Thursday, April 25, 2013

I'm picturing a preposterous (but painfully precedented) play of political posturing:

The liberal party submitted a bill:

"For the well being of the state, the youth of our nation need a healthy society. In addition to existing programs of contraception and family planning, additional social services will provide food, shelter, and care for children in need."

The conservative party was outraged. "It stinks!" the senator shouted, "Your slimy scheme should slip us into Socialism!" A poll was tallied, and totaled: A tie.

The conservative party submitted a bill:

"For the well being of families, the youth of our nation need a healthy home. In lieu of existing programs of contraception and family planning, additional family services will provide food, shelter, and care for children in need. In God we trust."

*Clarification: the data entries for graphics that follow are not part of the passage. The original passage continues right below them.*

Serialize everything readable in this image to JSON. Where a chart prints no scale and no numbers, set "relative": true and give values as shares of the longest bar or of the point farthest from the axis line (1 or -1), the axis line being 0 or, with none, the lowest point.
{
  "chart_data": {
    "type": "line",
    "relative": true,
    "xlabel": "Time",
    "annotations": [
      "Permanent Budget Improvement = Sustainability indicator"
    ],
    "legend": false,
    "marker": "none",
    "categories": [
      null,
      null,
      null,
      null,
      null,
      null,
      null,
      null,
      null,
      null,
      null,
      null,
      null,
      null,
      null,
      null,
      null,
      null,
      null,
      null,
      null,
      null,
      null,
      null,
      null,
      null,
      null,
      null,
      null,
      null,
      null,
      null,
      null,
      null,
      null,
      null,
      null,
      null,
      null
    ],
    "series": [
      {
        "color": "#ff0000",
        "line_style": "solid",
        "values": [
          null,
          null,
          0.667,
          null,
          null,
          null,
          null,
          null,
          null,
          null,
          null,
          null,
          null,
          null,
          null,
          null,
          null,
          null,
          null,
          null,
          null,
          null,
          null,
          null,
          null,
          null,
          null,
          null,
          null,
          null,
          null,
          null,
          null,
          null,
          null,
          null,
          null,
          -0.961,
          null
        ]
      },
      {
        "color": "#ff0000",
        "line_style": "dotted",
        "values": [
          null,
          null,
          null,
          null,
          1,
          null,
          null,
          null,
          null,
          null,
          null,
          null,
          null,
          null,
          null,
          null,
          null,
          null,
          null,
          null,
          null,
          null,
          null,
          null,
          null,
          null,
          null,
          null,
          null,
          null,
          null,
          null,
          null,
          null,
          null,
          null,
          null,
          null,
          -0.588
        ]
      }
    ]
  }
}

The liberals fumed with indignant frustration,
"You propose to impose your persuasion!"
The conservatives chided, "Your sinister quarrels
Are attacking our nation's high morals!"

Both bills were shot down, the first and the latter, and the debate rages on to this day.
Though principles come with a cost, both parties agree:
It's a price that the people can pay.

Thursday, March 14, 2013

Revolution Post-Hierarchy

I've been listening enthusiastically to the Long Now Foundation's Seminars About Long-term Thinking series, and over the course of days have been able to connect ideas that were presented over the course of years. A lot of interesting common themes seem obvious with you have the luxury of consuming such an enormous number of ideas in an compressed time scale. It's like school but more efficient and less productive.

Two speakers that I relate right now are Clay Shirky and Paul Hawken, who respectively presented the talks Making Digital Durable: What Time Does to Categories and The New Great Transformation (Hawken also presented a talk called The Long Green which was effectively the same subject). If you have the chance go listen to those talks and then the other 130 or so in the series because they're all really worth listening to even if some of them show their age.

Anyway, the connection I think is interesting is that Clay Shirky explains methods of categorization, and he ends history as we know it on the notion of tags, which on the internet are user-selected short description that, with complex algorithms, are extremely effective tools for searching for and grouping similar and related items. Traditional hierarchical systems are highly arbitrary and come with peculiar biases.

Paul Hawken identified the Green Revolution which he later generalized more as the Social Justice Movement which he identified as an enormous cultural movement spanning the entire world with no single ideology, no hierarchy, and only loose organization that none the less shares common humanitarian and dignitarian goals and are very involved on a local level.

I think social justice activism can be aptly described as a single movement but it's impossible to group them without treating their similarities as tags. Individual groups may recognize their common goals between one another but they don't see each other as existing under a hierarchy because a hierarchy hasn't been defined.

This does raise the question though, can a non-hierarchical movement be described on the same terms as traditional movements? If we describe movements through common tags, could other groups be out there that just haven't been defined yet? Would the overlaps then build up past the point where it even makes sense to describe them as groups at all?

Either way, I'm all in favor of this, at least so far. It's a wonderful movement to be a part of.